La majeure partie du film est un montage des photographies de Salgado agencées chronologiquement de manière à montrer l'évolution de son œuvre et de son rapport au monde. Salgado, en voix off, raconte alors les contextes historiques des clichés et son vécu de l'histoire même. La profondeur du Sel de la Terre est indéniable: nous avons le témoignage d'un individu ayant vécu l'histoire en se voulant extérieur aux événements de par sa fonction de photographe, point de vue très fort d'autant plus que Salgado est un économiste aux idées humanistes affirmées. Pourtant, ce ne sont pas des commentaires d'apparence objective qu'il nous livre, bien au contraire. Aux côtés de ces montages chronologiques, Salgado est filmé alternativement par son fils et par Wim Wenders ce qui nous montre la sensibilité du photographe et sa manière de s'approprier les sujets. En effet, en plus de son travail de « témoin de l'histoire » qui raconte et dénonce les événements par l'image, nous assistons aussi à une démarche d'anthropologue. Des camps de réfugiés en Ethiopie puis au Congo, en passant par des ethnies retranchées d'Amazonie, Salgado s'intègre dans les populations, se fait accepter pour ne pas rester étranger à ce qu'il doit immortaliser. Les multiples couches de réflexion et de point de vue sur le réel sont ici autant de manières de retranscrire une réalité complexe: celle des Hommes et celle d'un homme, d'un artiste.
Le travail du photographe est ici un moyen de soulever des enjeux forts concernant la place de l'image dans la société et ce qu'elle représente. Cet aspect du documentaire s'inscrit ainsi dans une actualité brulante: dans nos sociétés très médiatisées, les flux constants et abondants d'images peuvent nous faire perdre le poids des clichés et même- de manière extrapolée- nous désensibiliser à l'image.
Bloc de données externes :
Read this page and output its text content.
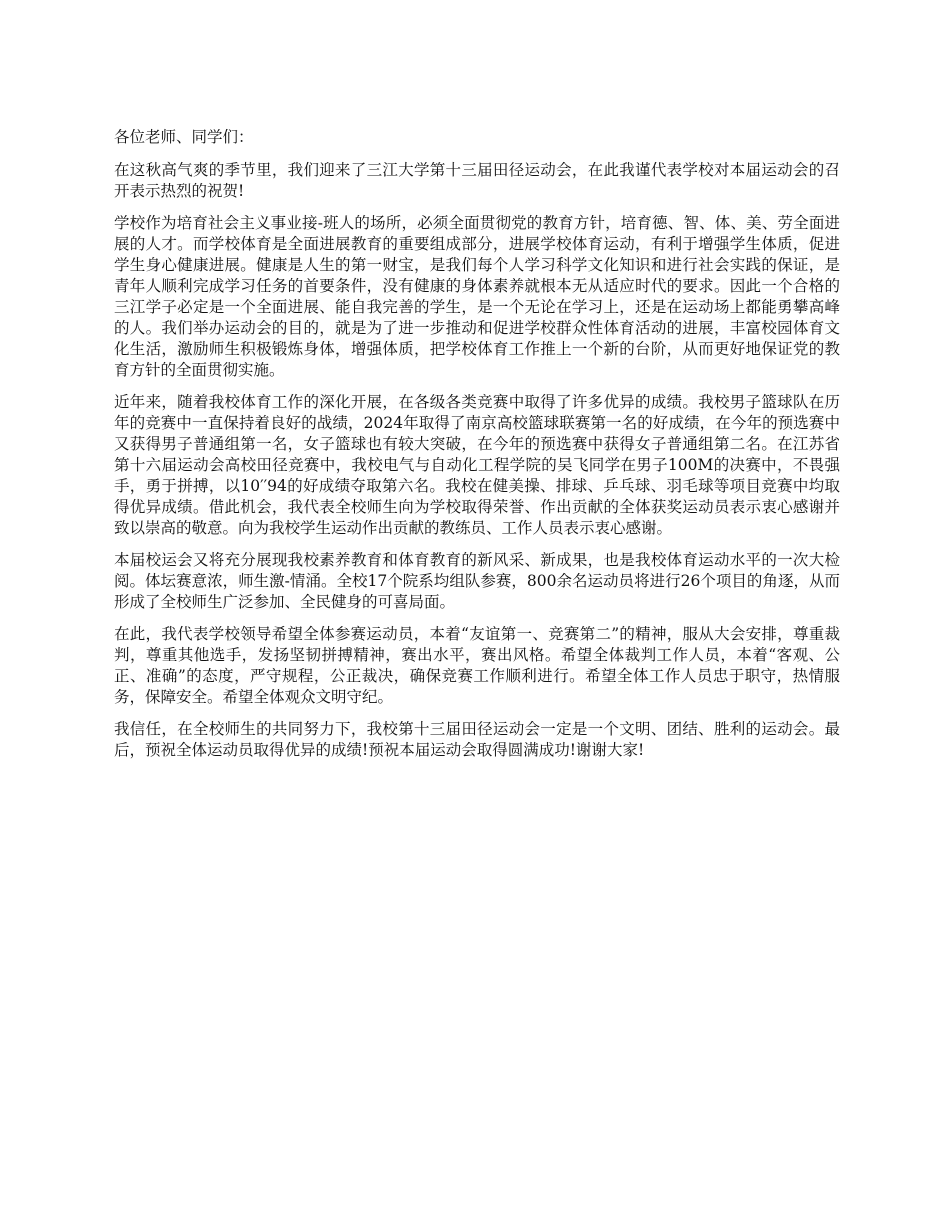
各位老师、同学们：

在这秋高气爽的季节里，我们迎来了三江大学第十三届田径运动会，在此我谨代表学校对本届运动会的召开表示热烈的祝贺!

学校作为培育社会主义事业接-班人的场所，必须全面贯彻党的教育方针，培育德、智、体、美、劳全面进展的人才。而学校体育是全面进展教育的重要组成部分，进展学校体育运动，有利于增强学生体质，促进学生身心健康进展。健康是人生的第一财宝，是我们每个人学习科学文化知识和进行社会实践的保证，是青年人顺利完成学习任务的首要条件，没有健康的身体素养就根本无从适应时代的要求。因此一个合格的三江学子必定是一个全面进展、能自我完善的学生，是一个无论在学习上，还是在运动场上都能勇攀高峰的人。我们举办运动会的目的，就是为了进一步推动和促进学校群众性体育活动的进展，丰富校园体育文化生活，激励师生积极锻炼身体，增强体质，把学校体育工作推上一个新的台阶，从而更好地保证党的教育方针的全面贯彻实施。

近年来，随着我校体育工作的深化开展，在各级各类竞赛中取得了许多优异的成绩。我校男子篮球队在历年的竞赛中一直保持着良好的战绩，2024年取得了南京高校篮球联赛第一名的好成绩，在今年的预选赛中又获得男子普通组第一名，女子篮球也有较大突破，在今年的预选赛中获得女子普通组第二名。在江苏省第十六届运动会高校田径竞赛中，我校电气与自动化工程学院的吴飞同学在男子100M的决赛中，不畏强手，勇于拼搏，以10′′94的好成绩夺取第六名。我校在健美操、排球、乒乓球、羽毛球等项目竞赛中均取得优异成绩。借此机会，我代表全校师生向为学校取得荣誉、作出贡献的全体获奖运动员表示衷心感谢并致以崇高的敬意。向为我校学生运动作出贡献的教练员、工作人员表示衷心感谢。

本届校运会又将充分展现我校素养教育和体育教育的新风采、新成果，也是我校体育运动水平的一次大检阅。体坛赛意浓，师生激-情涌。全校17个院系均组队参赛，800余名运动员将进行26个项目的角逐，从而形成了全校师生广泛参加、全民健身的可喜局面。

在此，我代表学校领导希望全体参赛运动员，本着“友谊第一、竞赛第二”的精神，服从大会安排，尊重裁判，尊重其他选手，发扬坚韧拼搏精神，赛出水平，赛出风格。希望全体裁判工作人员，本着“客观、公正、准确”的态度，严守规程，公正裁决，确保竞赛工作顺利进行。希望全体工作人员忠于职守，热情服务，保障安全。希望全体观众文明守纪。

我信任，在全校师生的共同努力下，我校第十三届田径运动会一定是一个文明、团结、胜利的运动会。最后，预祝全体运动员取得优异的成绩!预祝本届运动会取得圆满成功!谢谢大家!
Montrer la vie et l'oeuvre d'un photographe engagé, c'est donc aussi nous remettre en présence de l'homme qui photographie: l'image est surtout et avant tout un regard. Mais le regard n'est pas froid ni objectif, le regard exprime et «raconte». Or c'est cette dimension narrative que le documentaire met justement en place par la voix de Salgado. Le Sel de la Terre m'apparaît alors comme une œuvre profonde et sensible. Les enjeux qui s'entrelacent creusent une réflexion globale sur l'homme, le monde et le rapport que nous entretenons avec eux. La représentation par l'image est un moyen de connaissance privilégié et doit être interrogé de manière active. Sans donner un aspect dogmatique à ce film – qui ne l'est absolument pas-, je pense que Salgado est un bel exemple d'humilité, d'amour envers l'humanité et d'engagement dans le monde. En plus de découvrir ou de redécouvrir une œuvre monumentale, on rencontre un être plein d'humanité et riche de réflexivité. L'intérêt de recouper son œuvre avec sa vie n'est pas seulement celui de montrer l'influence de son passé sur son regard, sur ses photographies, non, l'intérêt est aussi celui de montrer que l'homme change par son vécu et que Salgado a évolué avec ses projets photographique. Ceci peut aussi apparaître comme une mise en abîme de celui qui regarde les photos de Salgado et se trouve bouleversé par l'émotion qu'elles dégagent, changé à jamais par l'image et ce qu'elle représente.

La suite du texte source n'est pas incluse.